Re: KASAN: use-after-free Read in path_lookupat

From: Dave Chinner
Date: Mon Mar 25 2019 - 18:48:32 EST

On Mon, Mar 25, 2019 at 07:43:32PM +0000, Al Viro wrote:
> On Mon, Mar 25, 2019 at 11:36:01AM -0700, Linus Torvalds wrote:
> > Right. Not just move the existing destroy_inode() - because as you
> > say, people may not be able to to do that in RCU contect, but split it
> > up, and add a "final_free_inode()" callback or something for the RCU
> > phase.
> >
> > In fact, I suspect that *every* user of destroy_inode() already has to
> > have its own RCU callback to another final freeing function anyway.
> Nope - pipes do not, and for a good reason.
> > Because they really shouldn't free the inode itself early. Maybe we
> > can just make that be a generic thing?
> Maybe... OTOH, we already have more methods on the destruction end
> than I'm comfortable trying to document. Because we clearly *do*
> need a clear set of rules along the lines of "this kind of thing belongs
> in this method, this - in that one".
> As it is, on the way to inode destruction we have
> 1) [kinda] ->drop_inode() - decide whether this inode is not worth
> keeping around in icache once the refcount reaches zero. Predicate,
> shouldn't change inode state at all. Common instances:
> * default (encoded as NULL, available as generic_drop_inode()) -
> "keep it around if it's still hashed and link count is non-zero".
> * generic_delete_inode(): "don't retain that sucker"
> However, 3 instances are more or less weird - f2fs, gfs and ocfs2.
> gfs2 one is the least odd of those, but the other two...
> What the hell is forced writeback doing in ocfs2_drop_inode()?
> If they don't want to retain anything, fine, but then why do
> the
> inode->i_state |= I_WILL_FREE;
> spin_unlock(&inode->i_lock);
> write_inode_now(inode, 1);
> spin_lock(&inode->i_lock);
> WARN_ON(inode->i_state & I_NEW);
> inode->i_state &= ~I_WILL_FREE;
> dance in ->drop_inode()? It will be immediately followed by
> ->evict_inode(), and it feels like the damn thing would be
> a lot more natural there... And what, for pity sake, f2fs is
> doing with truncation in that predicate, of all places? The
> comment in there is
> /*
> * This is to avoid a deadlock condition like below.
> * writeback_single_inode(inode)
> * - f2fs_write_data_page
> * - f2fs_gc -> iput -> evict
> * - inode_wait_for_writeback(inode)
> */
> which looks... uninspiring, to put it mildly.
> 2) ->evict_inode() - called when we kick the inode out. Freeing
> on-disk inodes, etc. belongs there. inode is still in icache
> hash chain at that point, so any icache lookups for it will block
> until that thing is done. If we have something non-trivial done
> by iget... test() callbacks, we must keep the data structures needed
> by those.
> 3) ->destroy_inode() - destructor. By that point all remaining
> references to inode are (stale) RCU ones.

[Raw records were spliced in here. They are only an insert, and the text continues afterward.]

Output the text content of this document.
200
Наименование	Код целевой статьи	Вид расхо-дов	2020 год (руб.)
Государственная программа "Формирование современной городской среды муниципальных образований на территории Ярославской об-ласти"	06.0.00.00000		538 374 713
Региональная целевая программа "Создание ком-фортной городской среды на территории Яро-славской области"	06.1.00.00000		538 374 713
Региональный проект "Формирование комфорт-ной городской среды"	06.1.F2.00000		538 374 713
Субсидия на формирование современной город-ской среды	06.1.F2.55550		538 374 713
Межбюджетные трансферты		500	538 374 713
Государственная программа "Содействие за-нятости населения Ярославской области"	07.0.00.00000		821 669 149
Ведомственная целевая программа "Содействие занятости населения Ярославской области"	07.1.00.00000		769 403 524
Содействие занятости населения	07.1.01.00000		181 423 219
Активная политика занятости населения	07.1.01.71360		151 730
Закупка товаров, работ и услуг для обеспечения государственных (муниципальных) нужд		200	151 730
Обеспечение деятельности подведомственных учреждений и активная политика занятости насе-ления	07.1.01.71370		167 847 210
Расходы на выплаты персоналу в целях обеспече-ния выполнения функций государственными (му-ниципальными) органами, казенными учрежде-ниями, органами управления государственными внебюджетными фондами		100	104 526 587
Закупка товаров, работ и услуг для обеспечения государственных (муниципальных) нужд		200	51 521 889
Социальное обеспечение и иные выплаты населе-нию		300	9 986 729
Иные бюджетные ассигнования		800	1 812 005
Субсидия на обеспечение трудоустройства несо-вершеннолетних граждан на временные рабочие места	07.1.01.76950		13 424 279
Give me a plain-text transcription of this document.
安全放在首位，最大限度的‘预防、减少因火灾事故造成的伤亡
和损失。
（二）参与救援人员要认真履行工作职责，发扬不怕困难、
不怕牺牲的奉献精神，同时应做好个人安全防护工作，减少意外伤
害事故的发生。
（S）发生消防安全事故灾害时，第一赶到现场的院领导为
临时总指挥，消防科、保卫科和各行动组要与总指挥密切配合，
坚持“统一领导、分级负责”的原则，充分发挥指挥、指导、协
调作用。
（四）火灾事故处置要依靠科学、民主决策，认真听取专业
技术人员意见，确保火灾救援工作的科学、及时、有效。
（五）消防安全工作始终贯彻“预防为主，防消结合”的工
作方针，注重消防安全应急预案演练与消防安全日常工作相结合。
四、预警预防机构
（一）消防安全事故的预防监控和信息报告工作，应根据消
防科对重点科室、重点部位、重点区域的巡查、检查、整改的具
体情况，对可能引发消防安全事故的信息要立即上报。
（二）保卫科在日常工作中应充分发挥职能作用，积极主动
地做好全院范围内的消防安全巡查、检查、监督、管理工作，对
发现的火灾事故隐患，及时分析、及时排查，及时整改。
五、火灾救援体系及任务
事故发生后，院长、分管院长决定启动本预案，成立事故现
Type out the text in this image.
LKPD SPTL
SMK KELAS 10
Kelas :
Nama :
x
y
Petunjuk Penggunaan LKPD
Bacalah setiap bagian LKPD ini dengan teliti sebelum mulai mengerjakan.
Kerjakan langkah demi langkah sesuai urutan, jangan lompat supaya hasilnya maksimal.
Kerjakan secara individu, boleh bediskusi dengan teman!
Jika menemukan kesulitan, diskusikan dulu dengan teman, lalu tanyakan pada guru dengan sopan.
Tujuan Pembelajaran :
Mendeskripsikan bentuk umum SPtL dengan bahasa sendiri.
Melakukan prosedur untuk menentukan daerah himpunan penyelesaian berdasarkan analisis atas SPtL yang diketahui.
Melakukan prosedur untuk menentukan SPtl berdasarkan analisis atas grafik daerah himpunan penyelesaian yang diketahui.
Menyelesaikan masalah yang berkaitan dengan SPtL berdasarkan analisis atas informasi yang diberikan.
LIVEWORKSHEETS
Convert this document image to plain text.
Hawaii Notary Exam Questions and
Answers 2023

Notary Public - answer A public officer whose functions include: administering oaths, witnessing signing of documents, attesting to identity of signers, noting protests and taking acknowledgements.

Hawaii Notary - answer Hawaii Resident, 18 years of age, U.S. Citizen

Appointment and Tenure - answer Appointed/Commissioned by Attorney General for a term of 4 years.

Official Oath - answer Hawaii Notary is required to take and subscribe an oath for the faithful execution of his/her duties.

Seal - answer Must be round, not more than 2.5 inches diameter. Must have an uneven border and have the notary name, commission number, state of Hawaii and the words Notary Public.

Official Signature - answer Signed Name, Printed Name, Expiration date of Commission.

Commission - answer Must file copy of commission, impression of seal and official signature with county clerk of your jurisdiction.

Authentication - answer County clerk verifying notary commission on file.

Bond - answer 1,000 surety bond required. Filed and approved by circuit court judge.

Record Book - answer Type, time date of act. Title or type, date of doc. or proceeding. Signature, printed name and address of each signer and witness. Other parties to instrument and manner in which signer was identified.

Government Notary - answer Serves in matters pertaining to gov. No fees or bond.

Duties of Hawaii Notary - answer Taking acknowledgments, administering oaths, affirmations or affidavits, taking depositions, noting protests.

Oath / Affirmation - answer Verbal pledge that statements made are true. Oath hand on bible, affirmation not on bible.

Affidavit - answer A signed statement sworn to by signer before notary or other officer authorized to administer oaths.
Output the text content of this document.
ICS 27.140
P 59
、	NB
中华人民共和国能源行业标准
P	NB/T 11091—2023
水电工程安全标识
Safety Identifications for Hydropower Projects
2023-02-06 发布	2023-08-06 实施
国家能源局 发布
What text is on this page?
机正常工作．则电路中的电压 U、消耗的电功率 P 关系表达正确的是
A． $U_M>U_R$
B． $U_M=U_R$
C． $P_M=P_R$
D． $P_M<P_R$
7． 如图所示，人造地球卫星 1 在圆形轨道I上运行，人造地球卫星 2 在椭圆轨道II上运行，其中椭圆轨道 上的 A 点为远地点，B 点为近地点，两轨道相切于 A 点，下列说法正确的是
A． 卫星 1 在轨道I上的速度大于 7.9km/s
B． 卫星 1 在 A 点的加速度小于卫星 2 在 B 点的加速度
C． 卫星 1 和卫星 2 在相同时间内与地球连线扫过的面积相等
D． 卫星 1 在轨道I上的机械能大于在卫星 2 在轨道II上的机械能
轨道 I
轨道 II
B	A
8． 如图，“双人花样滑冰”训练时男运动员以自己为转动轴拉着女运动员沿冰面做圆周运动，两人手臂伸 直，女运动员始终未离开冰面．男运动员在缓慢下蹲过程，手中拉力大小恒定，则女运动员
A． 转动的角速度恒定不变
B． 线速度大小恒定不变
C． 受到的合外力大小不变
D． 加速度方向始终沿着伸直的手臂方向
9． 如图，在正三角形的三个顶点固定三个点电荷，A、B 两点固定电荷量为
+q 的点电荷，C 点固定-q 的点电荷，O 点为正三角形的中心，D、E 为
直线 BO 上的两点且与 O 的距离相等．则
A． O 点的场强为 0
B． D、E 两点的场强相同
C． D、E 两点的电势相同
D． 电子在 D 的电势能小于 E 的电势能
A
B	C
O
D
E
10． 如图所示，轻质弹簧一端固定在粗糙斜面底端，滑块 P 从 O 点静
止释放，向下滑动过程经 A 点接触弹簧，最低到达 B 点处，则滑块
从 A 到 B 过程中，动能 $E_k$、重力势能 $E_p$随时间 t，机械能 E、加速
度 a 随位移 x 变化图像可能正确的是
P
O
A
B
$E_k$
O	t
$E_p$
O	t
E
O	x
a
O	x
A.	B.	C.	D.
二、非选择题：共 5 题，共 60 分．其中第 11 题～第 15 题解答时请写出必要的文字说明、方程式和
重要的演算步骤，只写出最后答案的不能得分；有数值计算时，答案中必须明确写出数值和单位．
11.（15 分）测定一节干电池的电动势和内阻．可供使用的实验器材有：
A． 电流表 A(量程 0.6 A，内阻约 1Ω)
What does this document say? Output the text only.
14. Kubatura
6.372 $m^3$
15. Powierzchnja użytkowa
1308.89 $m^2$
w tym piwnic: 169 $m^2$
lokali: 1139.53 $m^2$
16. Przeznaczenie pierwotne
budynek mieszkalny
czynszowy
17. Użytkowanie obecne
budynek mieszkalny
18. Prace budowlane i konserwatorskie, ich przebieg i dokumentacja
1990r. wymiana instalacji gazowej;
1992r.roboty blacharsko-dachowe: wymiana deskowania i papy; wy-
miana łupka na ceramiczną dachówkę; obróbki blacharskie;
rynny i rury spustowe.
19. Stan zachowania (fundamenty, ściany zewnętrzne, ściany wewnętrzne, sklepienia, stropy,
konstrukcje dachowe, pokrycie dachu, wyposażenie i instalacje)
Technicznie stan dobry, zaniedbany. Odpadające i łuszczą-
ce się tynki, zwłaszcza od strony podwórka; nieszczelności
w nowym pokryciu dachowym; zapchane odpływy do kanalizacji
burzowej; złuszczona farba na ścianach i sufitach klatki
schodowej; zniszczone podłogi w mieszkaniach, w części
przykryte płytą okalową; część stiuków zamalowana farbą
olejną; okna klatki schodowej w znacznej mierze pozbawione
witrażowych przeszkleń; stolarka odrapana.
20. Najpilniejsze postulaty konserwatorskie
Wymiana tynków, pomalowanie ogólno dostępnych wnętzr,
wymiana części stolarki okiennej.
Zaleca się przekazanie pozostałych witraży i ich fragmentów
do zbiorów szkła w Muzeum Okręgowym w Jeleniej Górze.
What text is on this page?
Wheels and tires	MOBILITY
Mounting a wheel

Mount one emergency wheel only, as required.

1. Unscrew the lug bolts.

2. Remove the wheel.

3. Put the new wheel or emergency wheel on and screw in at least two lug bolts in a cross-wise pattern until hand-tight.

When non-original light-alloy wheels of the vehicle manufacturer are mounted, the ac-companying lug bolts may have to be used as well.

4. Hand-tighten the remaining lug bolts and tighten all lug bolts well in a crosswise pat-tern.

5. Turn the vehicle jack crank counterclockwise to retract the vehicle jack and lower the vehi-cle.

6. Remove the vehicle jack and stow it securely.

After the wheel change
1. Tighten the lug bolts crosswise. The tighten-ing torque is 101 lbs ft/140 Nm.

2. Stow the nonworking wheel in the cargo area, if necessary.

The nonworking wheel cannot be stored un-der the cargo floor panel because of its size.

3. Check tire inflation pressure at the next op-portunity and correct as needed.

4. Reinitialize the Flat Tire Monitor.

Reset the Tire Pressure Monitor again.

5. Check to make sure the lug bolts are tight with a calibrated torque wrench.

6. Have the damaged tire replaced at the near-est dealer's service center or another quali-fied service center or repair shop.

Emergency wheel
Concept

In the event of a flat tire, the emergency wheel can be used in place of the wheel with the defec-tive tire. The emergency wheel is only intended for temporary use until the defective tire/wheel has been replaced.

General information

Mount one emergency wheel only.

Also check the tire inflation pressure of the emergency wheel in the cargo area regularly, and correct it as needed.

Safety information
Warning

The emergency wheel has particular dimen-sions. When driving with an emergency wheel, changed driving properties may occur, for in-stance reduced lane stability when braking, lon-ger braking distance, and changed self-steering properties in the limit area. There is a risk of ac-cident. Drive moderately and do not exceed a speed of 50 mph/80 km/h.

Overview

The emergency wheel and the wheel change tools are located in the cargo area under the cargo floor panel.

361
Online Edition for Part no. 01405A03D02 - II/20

At the VFS layer, perhaps, but the filesystem itself can still have
valid references to the struct inode the VFS knows nothing about.
i.e. filesystems typically wrap the struct inode in their own
extended inode structure and hence have more information in them
and a life cycle that the VFS knows nothing about. i.e. the VFS _does
not own_ the struct inode that the filesystem allocated for it's

XFS has an inode cache layer below the VFS that provides an inode
life cycle that wraps around the outside of the VFS inode life
cycle. We do not use the VFS inode cache at all, and
fake the fact the inode is in the "icache hash chain" so that the
VFS behaves exactly as it should.

Further, we use lockless, RCU protected lookups on the XFS inode
cache, so we need to control XFS inode allocation and freeing
compeltely internally to XFS because it has RCU requirements the VFS
struct inode doesn't have.

And when it comes to VFS inode reclaim, XFS does not implement
->evict_inode because there is nothing at the VFS level to do.
And ->destroy_inode ends up doing cleanup work (e.g. freeing on-disk
inodes) which is non-trivial, blocking work, but then still requires
the struct xfs_inode to be written back to disk before it can bei
freed. So it just gets marked "reclaimable" and background reclaim
then takes care of it from there so we avoid synchronous IO in inode

This works because don't track dirty inode metadata in the VFS
writeback code (it's tracked with much more precision in the XFS log
infrastructure) and we don't write back inodes from the VFS
infrastructure, either. It's all done based on internal state
outside the VFS.

And, because of this, the VFS cannot assume that it can free
the struct inode after calling ->destroy_inode or even use
call_rcu() to run a filesystem destructor because the filesystem
may need to do work that needs to block and that's not allowed in an
RCU callback...


Dave Chinner